If an inspection of the data in the psych doctor's report does not support the doctor's diagnosis, the conclusion is inescapable that the doctor's report does not support the doctor's diagnosis warranting the need for mental health treatment. At that point, it is reasonable to conclude that the doctor's liens are not supported by the doctor's report.
Tuesday, January 30, 2018
According to the criteria found in the Diagnostic and Statistical Manual of Mental Disorders, a Dysthymic Disorder is diagnosed correctly when the individual presents with a chronically depressed mood that occurs for most of the day, more days than not, for at least two years. During periods of depressed mood, at least two of the following additional symptoms are present: poor appetite or overeating, insomnia or hypersomnia, low energy or fatigue, low self-esteem, poor concentration or difficulty making decisions, and feelings of hopelessness. When you find that a psych report lacks information supporting the diagnosis of a Dysthymic Disorder, the attorney should ask the doctor, where in their report they provided historical data demonstrating that the patient met the diagnostic criteria for a Dysthymic Disorder.

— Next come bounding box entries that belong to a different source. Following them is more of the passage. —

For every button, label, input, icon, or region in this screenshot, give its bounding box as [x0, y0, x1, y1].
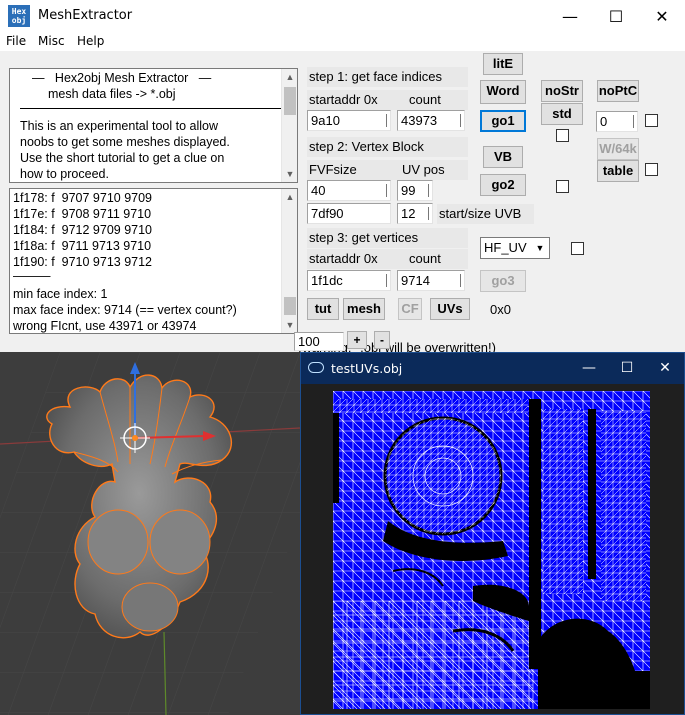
uv-window-title: testUVs.obj: [331, 361, 403, 376]
scale-minus-button[interactable]: -: [374, 331, 390, 349]
cf-button[interactable]: CF: [398, 298, 422, 320]
log-line: ———: [13, 269, 51, 283]
step3-startaddr-input[interactable]: 1f1dc: [307, 270, 391, 291]
step1-title: step 1: get face indices: [307, 67, 468, 87]
log-line: 1f190: f 9710 9713 9712: [13, 255, 153, 269]
intro-line: — Hex2obj Mesh Extractor —: [32, 71, 212, 85]
eye-icon: [308, 362, 324, 373]
go1-button[interactable]: go1: [480, 110, 526, 132]
intro-line: This is an experimental tool to allow: [20, 119, 219, 133]
lite-button[interactable]: litE: [483, 53, 523, 75]
intro-line: noobs to get some meshes displayed.: [20, 135, 230, 149]
menu-help[interactable]: Help: [77, 34, 104, 48]
table-checkbox[interactable]: [645, 163, 658, 176]
intro-textbox[interactable]: — Hex2obj Mesh Extractor — mesh data fil…: [9, 68, 298, 183]
tut-button[interactable]: tut: [307, 298, 339, 320]
step1-startaddr-input[interactable]: 9a10: [307, 110, 391, 131]
word-button[interactable]: Word: [480, 80, 526, 104]
app-icon: Hex obj: [8, 5, 30, 27]
scale-input[interactable]: 100: [294, 332, 344, 351]
step3-count-label: count: [409, 251, 441, 266]
chevron-down-icon: ▼: [535, 243, 545, 253]
intro-line: mesh data files -> *.obj: [48, 87, 176, 101]
log-line: 1f17e: f 9708 9711 9710: [13, 207, 152, 221]
maximize-button[interactable]: ☐: [593, 0, 639, 32]
menu-bar: File Misc Help: [0, 32, 685, 52]
uvb-start-input[interactable]: 7df90: [307, 203, 391, 224]
uv-title-bar[interactable]: testUVs.obj — ☐ ✕: [301, 353, 684, 384]
vb-button[interactable]: VB: [483, 146, 523, 168]
scale-plus-button[interactable]: +: [347, 331, 367, 349]
menu-misc[interactable]: Misc: [38, 34, 65, 48]
uv-format-value: HF_UV: [484, 240, 527, 255]
main-window: Hex obj MeshExtractor — ☐ ✕ File Misc Hel…: [0, 0, 685, 355]
title-bar[interactable]: Hex obj MeshExtractor — ☐ ✕: [0, 0, 685, 32]
fvfsize-input[interactable]: 40: [307, 180, 391, 201]
uvb-label: start/size UVB: [437, 204, 534, 224]
offset-input[interactable]: 0: [596, 111, 638, 132]
uv-close-button[interactable]: ✕: [646, 353, 684, 384]
uvs-button[interactable]: UVs: [430, 298, 470, 320]
scroll-up-icon[interactable]: ▲: [282, 69, 297, 85]
uv-layout-canvas[interactable]: [333, 391, 650, 709]
log-line: min face index: 1: [13, 287, 108, 301]
noptc-button[interactable]: noPtC: [597, 80, 639, 102]
intro-line: Use the short tutorial to get a clue on: [20, 151, 225, 165]
log-line: max face index: 9714 (== vertex count?): [13, 303, 237, 317]
log-line: 1f184: f 9712 9709 9710: [13, 223, 153, 237]
intro-line: how to proceed.: [20, 167, 109, 181]
dims-label: 0x0: [490, 302, 511, 317]
uv-format-select[interactable]: HF_UV ▼: [480, 237, 550, 259]
mesh-button[interactable]: mesh: [343, 298, 385, 320]
step2-uvpos-label: UV pos: [402, 162, 445, 177]
viewport-canvas: [0, 352, 300, 715]
intro-scrollbar[interactable]: ▲ ▼: [281, 69, 297, 182]
scroll-up-icon[interactable]: ▲: [282, 189, 297, 205]
step1-count-label: count: [409, 92, 441, 107]
step1-startaddr-label: startaddr 0x: [307, 90, 468, 110]
nostr-button[interactable]: noStr: [541, 80, 583, 102]
w64k-button[interactable]: W/64k: [597, 138, 639, 160]
step2-title: step 2: Vertex Block: [307, 137, 468, 157]
window-title: MeshExtractor: [38, 8, 133, 23]
scroll-thumb[interactable]: [284, 297, 296, 315]
step3-count-input[interactable]: 9714: [397, 270, 465, 291]
std-checkbox[interactable]: [556, 129, 569, 142]
go3-button[interactable]: go3: [480, 270, 526, 292]
uv-minimize-button[interactable]: —: [570, 353, 608, 384]
step1-count-input[interactable]: 43973: [397, 110, 465, 131]
log-line: wrong FIcnt, use 43971 or 43974: [13, 319, 197, 333]
log-line: 1f18a: f 9711 9713 9710: [13, 239, 152, 253]
log-line: 1f178: f 9707 9710 9709: [13, 191, 153, 205]
step3-startaddr-label: startaddr 0x: [307, 249, 468, 269]
uv-format-checkbox[interactable]: [571, 242, 584, 255]
close-button[interactable]: ✕: [639, 0, 685, 32]
menu-file[interactable]: File: [6, 34, 26, 48]
log-scrollbar[interactable]: ▲ ▼: [281, 189, 297, 333]
uv-wireframe: [333, 391, 650, 709]
table-button[interactable]: table: [597, 160, 639, 182]
uvb-size-input[interactable]: 12: [397, 203, 433, 224]
std-button[interactable]: std: [541, 103, 583, 125]
step3-title: step 3: get vertices: [307, 228, 468, 248]
offset-checkbox[interactable]: [645, 114, 658, 127]
uvpos-input[interactable]: 99: [397, 180, 433, 201]
uv-maximize-button[interactable]: ☐: [608, 353, 646, 384]
go2-checkbox[interactable]: [556, 180, 569, 193]
minimize-button[interactable]: —: [547, 0, 593, 32]
intro-divider: [20, 108, 282, 109]
scroll-down-icon[interactable]: ▼: [282, 166, 297, 182]
scroll-thumb[interactable]: [284, 87, 296, 115]
screen: Hex obj MeshExtractor — ☐ ✕ File Misc Hel…: [0, 0, 685, 715]
go2-button[interactable]: go2: [480, 174, 526, 196]
3d-viewport[interactable]: [0, 352, 300, 715]
log-textbox[interactable]: 1f178: f 9707 9710 9709 1f17e: f 9708 97…: [9, 188, 298, 334]
scroll-down-icon[interactable]: ▼: [282, 317, 297, 333]
uv-viewer-window: testUVs.obj — ☐ ✕: [300, 352, 685, 715]
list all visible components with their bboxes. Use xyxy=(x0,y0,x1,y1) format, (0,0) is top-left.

A Major Depressive Disorder is a severe Mood Disorder that is characterized by a pervasive clinical depression and a series of associated symptoms. The severity of a Major Depressive Disorder often mandates that the patient be given substantial anti-depressant medication, psychotherapy, hospitalization and possibly electroconvulsive shock therapy. According to the criteria for Major Depressive Disorder found in the Diagnostic and Statistical Manual of Mental Disorders, if the patient presents with five or six symptoms, the diagnostic modifier “Mild” is used in specifying the disorder. Doctors should be questioned on cross-examination when you find they do not provide information in their report supporting their conclusions about the severity of a Major Depressive Disorder.

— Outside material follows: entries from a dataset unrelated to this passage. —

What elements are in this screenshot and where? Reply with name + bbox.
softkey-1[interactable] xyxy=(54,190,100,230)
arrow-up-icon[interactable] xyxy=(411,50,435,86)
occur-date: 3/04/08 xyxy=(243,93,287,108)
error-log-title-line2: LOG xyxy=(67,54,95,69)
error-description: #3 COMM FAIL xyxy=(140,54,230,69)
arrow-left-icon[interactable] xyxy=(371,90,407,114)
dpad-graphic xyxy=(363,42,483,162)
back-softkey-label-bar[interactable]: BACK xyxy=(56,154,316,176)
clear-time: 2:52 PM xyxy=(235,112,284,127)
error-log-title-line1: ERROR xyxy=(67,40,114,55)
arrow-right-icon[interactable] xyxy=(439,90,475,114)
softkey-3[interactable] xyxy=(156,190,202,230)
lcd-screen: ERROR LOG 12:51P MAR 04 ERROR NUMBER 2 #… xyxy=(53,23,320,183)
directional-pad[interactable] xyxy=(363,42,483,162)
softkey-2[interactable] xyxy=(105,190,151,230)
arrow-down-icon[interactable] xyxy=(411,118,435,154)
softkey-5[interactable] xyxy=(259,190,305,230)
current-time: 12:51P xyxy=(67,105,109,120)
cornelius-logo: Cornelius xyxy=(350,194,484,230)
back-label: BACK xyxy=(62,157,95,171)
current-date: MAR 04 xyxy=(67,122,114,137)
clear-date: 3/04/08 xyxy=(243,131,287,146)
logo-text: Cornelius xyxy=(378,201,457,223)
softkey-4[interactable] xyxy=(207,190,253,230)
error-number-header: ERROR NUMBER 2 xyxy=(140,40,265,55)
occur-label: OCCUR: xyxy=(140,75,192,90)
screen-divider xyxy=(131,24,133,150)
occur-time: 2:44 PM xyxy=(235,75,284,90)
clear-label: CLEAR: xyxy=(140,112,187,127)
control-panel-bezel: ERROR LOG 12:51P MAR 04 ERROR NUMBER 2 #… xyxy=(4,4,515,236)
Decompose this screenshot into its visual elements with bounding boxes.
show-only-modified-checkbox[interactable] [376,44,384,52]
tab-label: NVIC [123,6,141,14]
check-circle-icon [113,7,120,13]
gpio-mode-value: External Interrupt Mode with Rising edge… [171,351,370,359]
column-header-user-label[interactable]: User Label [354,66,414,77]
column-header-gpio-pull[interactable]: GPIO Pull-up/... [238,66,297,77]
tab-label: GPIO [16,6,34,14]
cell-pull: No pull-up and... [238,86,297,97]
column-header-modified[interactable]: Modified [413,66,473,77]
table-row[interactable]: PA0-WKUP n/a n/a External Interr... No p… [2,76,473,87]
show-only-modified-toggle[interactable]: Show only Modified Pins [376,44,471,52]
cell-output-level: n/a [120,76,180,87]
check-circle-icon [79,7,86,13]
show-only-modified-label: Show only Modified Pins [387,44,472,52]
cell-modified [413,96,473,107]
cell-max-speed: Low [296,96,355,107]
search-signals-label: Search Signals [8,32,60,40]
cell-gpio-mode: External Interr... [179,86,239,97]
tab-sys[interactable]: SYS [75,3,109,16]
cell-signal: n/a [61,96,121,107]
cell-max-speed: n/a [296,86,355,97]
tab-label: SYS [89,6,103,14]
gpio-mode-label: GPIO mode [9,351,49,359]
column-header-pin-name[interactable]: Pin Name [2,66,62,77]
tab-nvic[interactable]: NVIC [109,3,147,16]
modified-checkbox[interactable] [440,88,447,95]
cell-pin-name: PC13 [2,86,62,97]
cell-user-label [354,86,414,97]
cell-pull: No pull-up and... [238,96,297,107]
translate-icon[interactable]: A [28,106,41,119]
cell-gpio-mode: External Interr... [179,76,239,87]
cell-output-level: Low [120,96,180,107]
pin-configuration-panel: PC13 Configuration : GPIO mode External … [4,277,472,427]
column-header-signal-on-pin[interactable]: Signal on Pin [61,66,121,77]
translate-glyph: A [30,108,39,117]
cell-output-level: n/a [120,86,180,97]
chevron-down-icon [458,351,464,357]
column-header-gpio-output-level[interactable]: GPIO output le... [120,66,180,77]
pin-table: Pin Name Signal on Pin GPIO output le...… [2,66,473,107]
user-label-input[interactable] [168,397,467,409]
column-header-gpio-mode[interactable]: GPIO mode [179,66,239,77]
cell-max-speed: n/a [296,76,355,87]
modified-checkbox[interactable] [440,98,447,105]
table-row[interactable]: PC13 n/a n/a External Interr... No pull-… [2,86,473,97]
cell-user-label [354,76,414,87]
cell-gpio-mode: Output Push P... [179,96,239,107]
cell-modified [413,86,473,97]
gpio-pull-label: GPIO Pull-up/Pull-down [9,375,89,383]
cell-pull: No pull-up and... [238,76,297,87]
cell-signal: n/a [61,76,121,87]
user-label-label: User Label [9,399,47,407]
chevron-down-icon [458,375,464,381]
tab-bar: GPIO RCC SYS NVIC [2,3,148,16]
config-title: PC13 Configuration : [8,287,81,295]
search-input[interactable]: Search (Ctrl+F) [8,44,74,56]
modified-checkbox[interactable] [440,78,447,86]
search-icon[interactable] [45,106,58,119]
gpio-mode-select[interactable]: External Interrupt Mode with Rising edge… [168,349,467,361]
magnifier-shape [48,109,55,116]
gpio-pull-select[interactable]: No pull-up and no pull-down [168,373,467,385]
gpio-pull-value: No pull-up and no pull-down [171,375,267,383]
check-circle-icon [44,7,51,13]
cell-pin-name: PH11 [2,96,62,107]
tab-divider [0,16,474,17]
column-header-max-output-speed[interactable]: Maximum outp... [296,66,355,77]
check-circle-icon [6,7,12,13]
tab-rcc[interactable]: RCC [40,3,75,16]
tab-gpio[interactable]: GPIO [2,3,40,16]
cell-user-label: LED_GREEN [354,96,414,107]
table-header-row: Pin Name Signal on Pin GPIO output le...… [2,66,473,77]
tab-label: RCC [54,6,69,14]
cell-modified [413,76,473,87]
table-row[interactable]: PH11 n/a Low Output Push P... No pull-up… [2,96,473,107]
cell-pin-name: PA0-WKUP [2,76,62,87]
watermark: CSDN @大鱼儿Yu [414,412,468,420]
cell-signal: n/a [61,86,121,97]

Neuropsychologists have obtained either a Ph.D. or a Psy.D. in psychology and have taken additional postdoctoral training in the area of neuropsychology. Neuropsychologists can provide information about how a neurological injury may affect and/or be affected by psychological variables. They also can provide information about whether a patient’s difficulties are likely to be due to brain pathology or emotional factors. Further, neuropsychologists typically administer a relatively large number of tests, called a battery, in a face-to-face manner. Test batteries are sometimes designed by the neuropsychologist to answer specific questions and at other times standardized batteries are used. In short, neuropsychologists are psychologists with advanced or postdoctoral training in evaluating brain functions and correlating specific cognitive and emotional impairments with specific brain pathology.

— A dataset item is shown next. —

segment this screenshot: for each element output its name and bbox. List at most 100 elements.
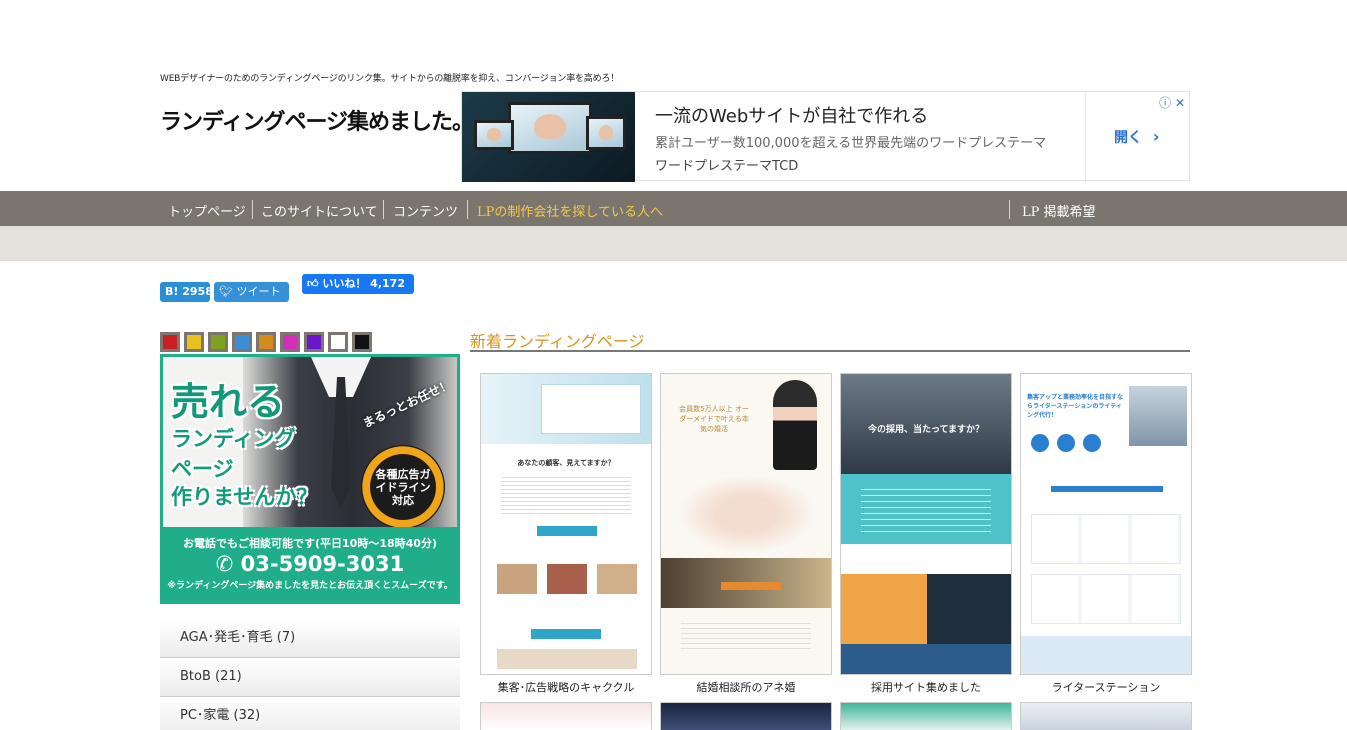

According to the DSM-IV-TR, a Panic Disorder Without Agoraphobia is diagnosed correctly when the individual presents with recurrent and unexpected Panic Attacks. There must be evidence that shows that these Panic Attacks have been followed by one month or more of either persistent concern about having additional attacks, worry about the implications of the attacks or the consequences, or a significant change in behavior related to the attacks. Further, the patient must not exhibit Agoraphobia or anxiety about being in places or situations from which escape might be difficult or embarrassing. When a psych report lacks information supporting the DSM-IV-TR diagnosis of a Panic Disorder Without Agoraphobia, the attorney should ask the doctor, where in their report they provided historical data demonstrating that the patient met the diagnostic criteria for a Panic Disorder Without Agoraphobia. This line of questioning will clearly reveal the flawed nature of the doctor’s report.